We all want to make a contribution, to, as Eliot eloquently stated, “disturb the universe”. We all wish to discover the vacancy that bears our shape, the great void that requires our presence and our influence. The legacy you intend may not be what you expected – it may be something much, much greater than you imagined. Have you considered this? The moment you relinquish those tired dreams, a newer one emerges and all of the ambiguity of the past dissipates. It all begins to make sense.
When the “Yeats” of the world underscore our failures, do not be stirred to anger. Take it as an opportunity to explore new territory. Don’t become jaded; you may simply be mismatched. Over the years, I have witnessed many determined musicians who have thwarted all other chances to play music. They continue to spread their seeds on thirsty, resistant soil. Instead of pursuing a different path, they cling to insistence, staggering headlong into a destiny that does not belong to them. At some point, we all must embrace the path that is ours. If not, we live trapped with an unquenched longing, reside where we are perpetually unfulfilled. I laid down my microphone and picked up a pen. And honestly, I couldn’t be happier; in fact, I “exult” in the failures that define me today.

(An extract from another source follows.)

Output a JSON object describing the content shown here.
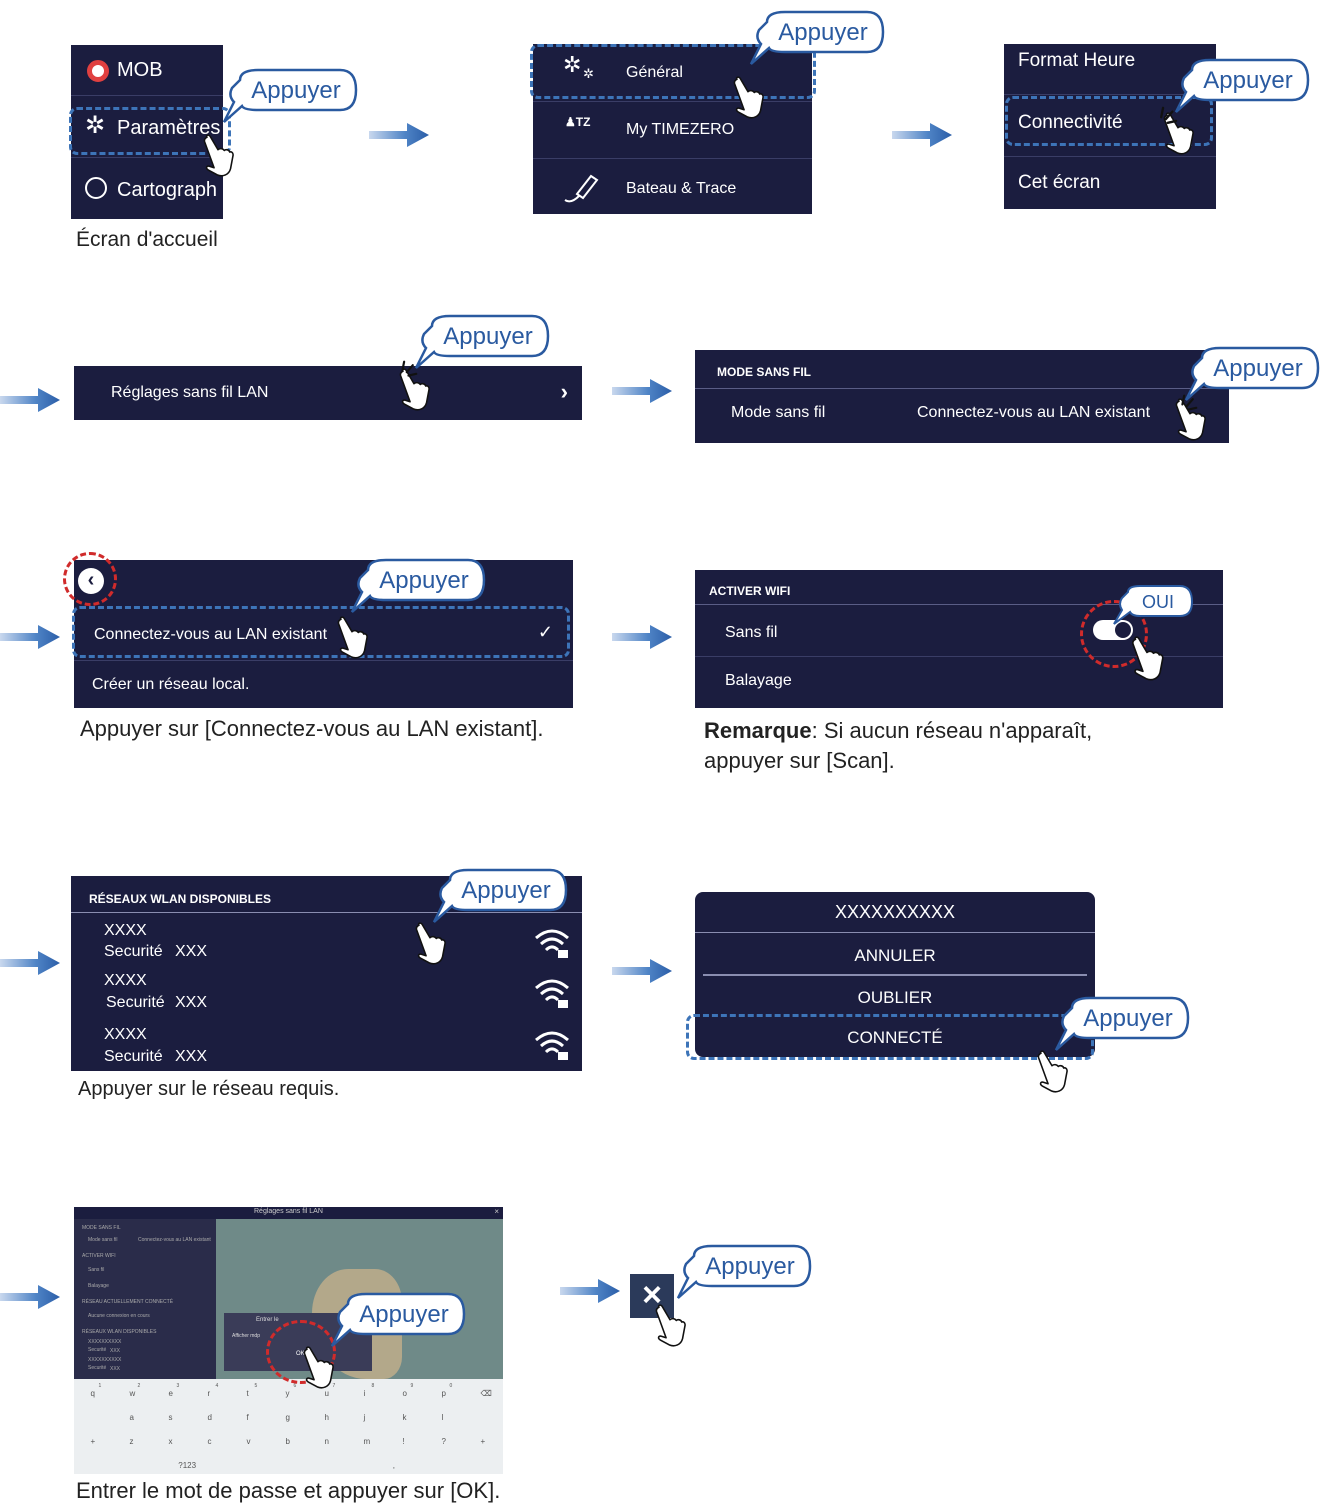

I took criticism on the chin, and then averted my gaze to a new direction. That is my destiny, the place where I leave fresh footprints. Perhaps no one said it better than Joy Davidman:
*Yet One More Spring
What will come of me
After the fern has feathered from my brain
And the rosetree out of my blood; what will come of me
In the end, under the rainy locustblossom
Shaking its honey out of springtime air
Under the wind, under the stooping sky?
What will come of me and shall I lie
Voiceless forever in earth and unremembered,
And be forever the cold green blood of flowers
And speak forever with the tongue of grass
Unsyllabled, and the sound no louder
Than the slow falling downward of white water,
And only speak the quickened sandgrain stirring,
Only the whisper of the leaf unfolding,
On the tongue of leaves forever and ever?
Out of my heart the bloodroot,
Out of my tongue the rose,
Out of my bone the jointed corn,
Out of my fiber trees,
Out of my mouth a sunflower,
And from my fingers vines,
And the rank dandelion shall laugh from my loins
Over million seeded earth, but out of my heart
Core of my heart, blood of my heart, the bloodroot
Coming to lift a petal in peril of snow,
Coming to dribble from a broken stem
Bitterly the bright color of blood forever.
But I would be more than a cold voice of flowers
And more than water, more than sprouting earth
Under the quiet passion of the spring;
I would leave you the trouble of my heart
To trouble you at evening; I would perplex you
With lightning coming and going about my head,
Outrageous signs, and wonders; I would leave you
The shape of my body filled with images,
The shape of my mind filled with imaginations,
The shape of myself. I would create myself
In a little fume of words and leave my words
After my death to kiss you forever and ever.
*This poem is recorded, in its entirety, in Out of My Bone: The Letters of Joy Davidman edited by Don King – William B. Eerdmans Publishing Company, 2009.